Wednesday, July 14, 2010

from somewhere else

It's strange to be writing from this perspective.

No, perspective isn't the right word..I am not looking at anything any differently, but just surrounded by differentness; which really always makes you view your natural, every-day world differently..so maybe I'll stick with perspective.

I didn't realize how much I missed it here..The palm trees and waves and sunshine..but mostly the family togetherness. I forgot what it felt like to be constantly involved in other people's business. You would not believe how much I know..that I so shouldn't know, or perhaps I should have already known had I stayed in touch. My mind is thinking in circles this evening, forgive me. The point is...I miss family; I miss being known.

I just finished Matt's book (something about Ender Wiggin). And I'm appalled..this is my first book to read start to finish within a couple of days...in months. Not a good sign for an English major...an English major who has 4 classes left before earning a degree..and an English major who knows absolutely nothing about English. 4 classes simply cannot be right.

I'm going to get my Masters simply to feel like I know something.

Thursday, July 1, 2010

Tribute to June

You know that image we have at the start of summer? Where you're sipping sweet tea poolside, book in hand, and plans yet to be made?

That is so far from June.

I've had doorknobs, cabinet handles, sink knobs, you name it--I've torn off about 12 this month.
Please understand, I am not the Hulk.
I know how to open a door and turn on the sink. I know, this isn't horrible and by the 4th detached knob, I was smiling wryly... but I'm allowed to add it into the equation of pestering, pernicious June.

I'm also allowed to complain about my hair dryer blowing up, and my straightner that decided to mimic a lukewarm pile of plastic...These things aren't cheap.
And my face exploding. I am not being dramatic, it looks like little craters of lava developed there.

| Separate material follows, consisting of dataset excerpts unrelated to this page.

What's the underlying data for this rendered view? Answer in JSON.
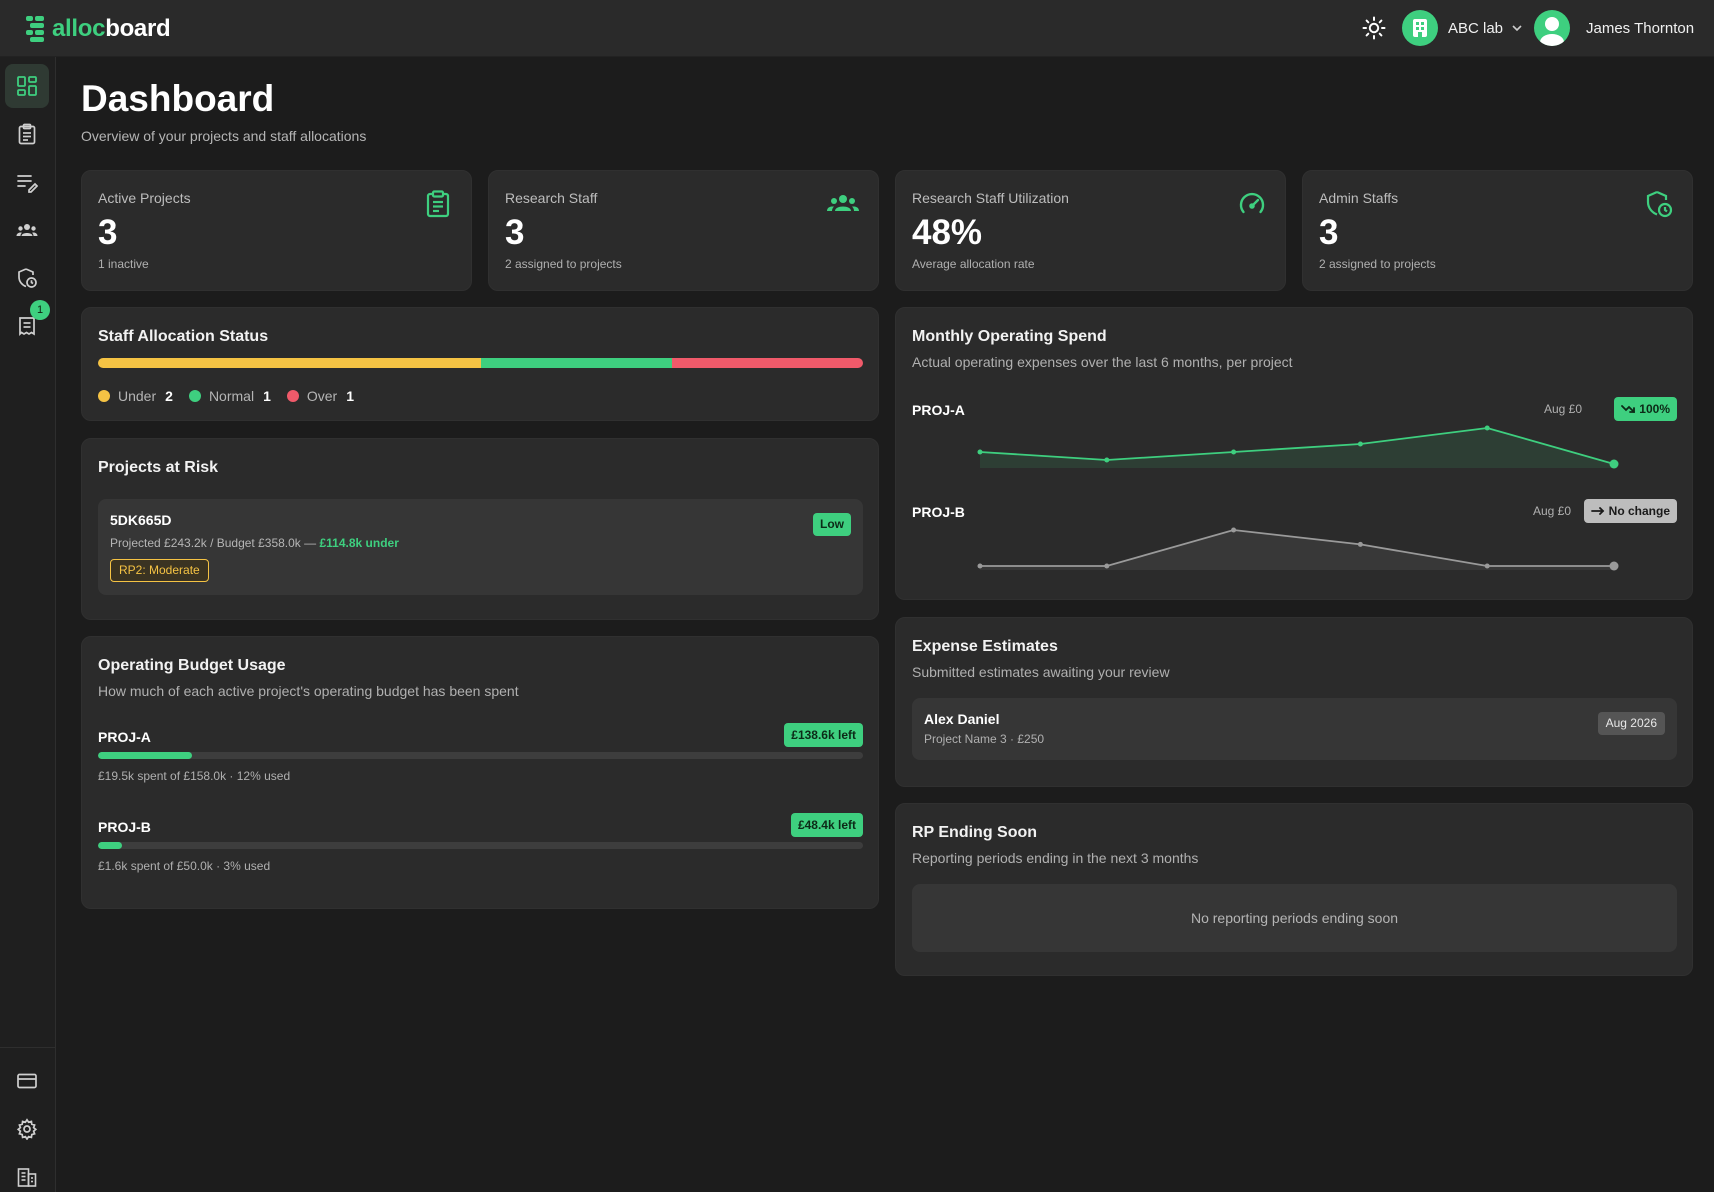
{
  "app": {
    "logo_prefix": "alloc",
    "logo_suffix": "board"
  },
  "header": {
    "org_name": "ABC lab",
    "user_name": "James Thornton"
  },
  "sidebar": {
    "items": [
      {
        "icon": "dashboard-icon",
        "active": true
      },
      {
        "icon": "clipboard-icon"
      },
      {
        "icon": "edit-list-icon"
      },
      {
        "icon": "team-icon"
      },
      {
        "icon": "shield-clock-icon"
      },
      {
        "icon": "report-icon",
        "badge": "1"
      }
    ],
    "bottom_items": [
      {
        "icon": "card-icon"
      },
      {
        "icon": "gear-icon"
      },
      {
        "icon": "building-icon"
      }
    ]
  },
  "page": {
    "title": "Dashboard",
    "subtitle": "Overview of your projects and staff allocations"
  },
  "stats": [
    {
      "label": "Active Projects",
      "value": "3",
      "note": "1 inactive",
      "icon": "clipboard-icon"
    },
    {
      "label": "Research Staff",
      "value": "3",
      "note": "2 assigned to projects",
      "icon": "team-icon"
    },
    {
      "label": "Research Staff Utilization",
      "value": "48%",
      "note": "Average allocation rate",
      "icon": "gauge-icon"
    },
    {
      "label": "Admin Staffs",
      "value": "3",
      "note": "2 assigned to projects",
      "icon": "shield-clock-icon"
    }
  ],
  "allocation": {
    "title": "Staff Allocation Status",
    "segments": [
      {
        "label": "Under",
        "count": "2",
        "color": "#f5c344",
        "fraction": 0.5
      },
      {
        "label": "Normal",
        "count": "1",
        "color": "#3ecf7f",
        "fraction": 0.25
      },
      {
        "label": "Over",
        "count": "1",
        "color": "#f05a6a",
        "fraction": 0.25
      }
    ]
  },
  "risk": {
    "title": "Projects at Risk",
    "item": {
      "code": "5DK665D",
      "detail_prefix": "Projected £243.2k / Budget £358.0k —",
      "detail_highlight": "£114.8k under",
      "tag": "RP2: Moderate",
      "badge": "Low"
    }
  },
  "budget": {
    "title": "Operating Budget Usage",
    "subtitle": "How much of each active project's operating budget has been spent",
    "rows": [
      {
        "name": "PROJ-A",
        "left": "£138.6k left",
        "note": "£19.5k spent of £158.0k · 12% used",
        "used_fraction": 0.123
      },
      {
        "name": "PROJ-B",
        "left": "£48.4k left",
        "note": "£1.6k spent of £50.0k · 3% used",
        "used_fraction": 0.032
      }
    ]
  },
  "spend": {
    "title": "Monthly Operating Spend",
    "subtitle": "Actual operating expenses over the last 6 months, per project",
    "rows": [
      {
        "name": "PROJ-A",
        "aug": "Aug £0",
        "pill": "100%",
        "pill_icon": "trend-down-icon",
        "pill_color": "#3ecf7f",
        "line_color": "#3ecf7f",
        "values": [
          3,
          1,
          3,
          5,
          9,
          0
        ]
      },
      {
        "name": "PROJ-B",
        "aug": "Aug £0",
        "pill": "No change",
        "pill_icon": "arrow-right-icon",
        "pill_color": "#bdbdbd",
        "line_color": "#9a9a9a",
        "values": [
          0,
          0,
          10,
          6,
          0,
          0
        ]
      }
    ]
  },
  "estimates": {
    "title": "Expense Estimates",
    "subtitle": "Submitted estimates awaiting your review",
    "item": {
      "name": "Alex Daniel",
      "detail": "Project Name 3 · £250",
      "badge": "Aug 2026"
    }
  },
  "rp": {
    "title": "RP Ending Soon",
    "subtitle": "Reporting periods ending in the next 3 months",
    "empty": "No reporting periods ending soon"
  }
}
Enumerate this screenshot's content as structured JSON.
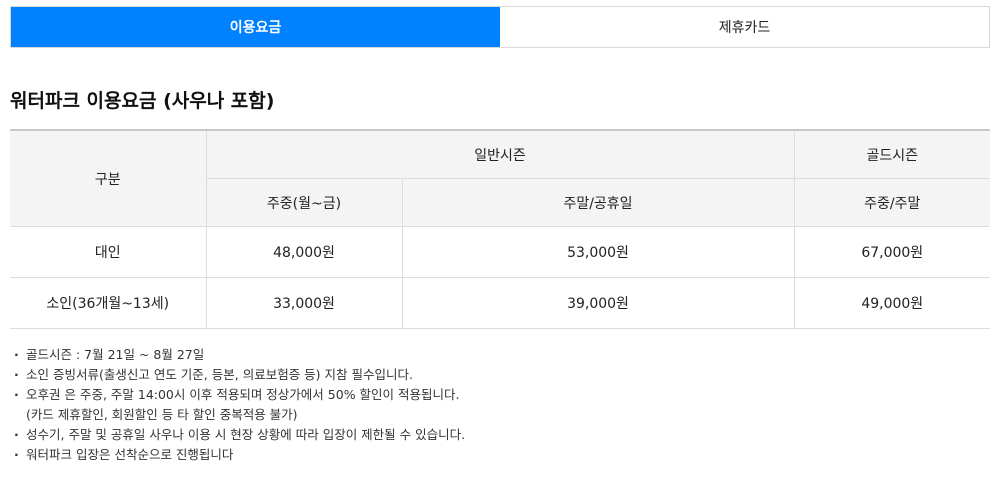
{
  "tabs": [
    {
      "label": "이용요금",
      "active": true
    },
    {
      "label": "제휴카드",
      "active": false
    }
  ],
  "section_title": "워터파크 이용요금 (사우나 포함)",
  "table": {
    "header_category": "구분",
    "header_regular_season": "일반시즌",
    "header_gold_season": "골드시즌",
    "header_weekday": "주중(월~금)",
    "header_weekend_holiday": "주말/공휴일",
    "header_weekday_weekend": "주중/주말",
    "rows": [
      {
        "category": "대인",
        "weekday": "48,000원",
        "weekend": "53,000원",
        "gold": "67,000원"
      },
      {
        "category": "소인(36개월~13세)",
        "weekday": "33,000원",
        "weekend": "39,000원",
        "gold": "49,000원"
      }
    ]
  },
  "notes": [
    {
      "text": "골드시즌 : 7월 21일 ~ 8월 27일"
    },
    {
      "text": "소인 증빙서류(출생신고 연도 기준, 등본, 의료보험증 등) 지참 필수입니다."
    },
    {
      "text": "오후권 은 주중, 주말 14:00시 이후 적용되며 정상가에서 50% 할인이 적용됩니다.",
      "sub": "(카드 제휴할인, 회원할인 등 타 할인 중복적용 불가)"
    },
    {
      "text": "성수기, 주말 및 공휴일 사우나 이용 시 현장 상황에 따라 입장이 제한될 수 있습니다."
    },
    {
      "text": "워터파크 입장은 선착순으로 진행됩니다"
    }
  ],
  "colors": {
    "accent": "#0081ff",
    "header_bg": "#f4f4f4",
    "border": "#dcdcdc"
  }
}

Did I mention some woman gunned her car into the side of mine WHILE I was driving?
Okay, now I'm being dramatic. But good grief, that car has been through enough this year.


I could continue on, but that would take all day and it's not the point of this entry.
Rather, the point is simple--Sunflowers
Pretty, simple, sun-loving sunflowers.
That's what it took to remind me to smile, to breathe, and to shrug it all off.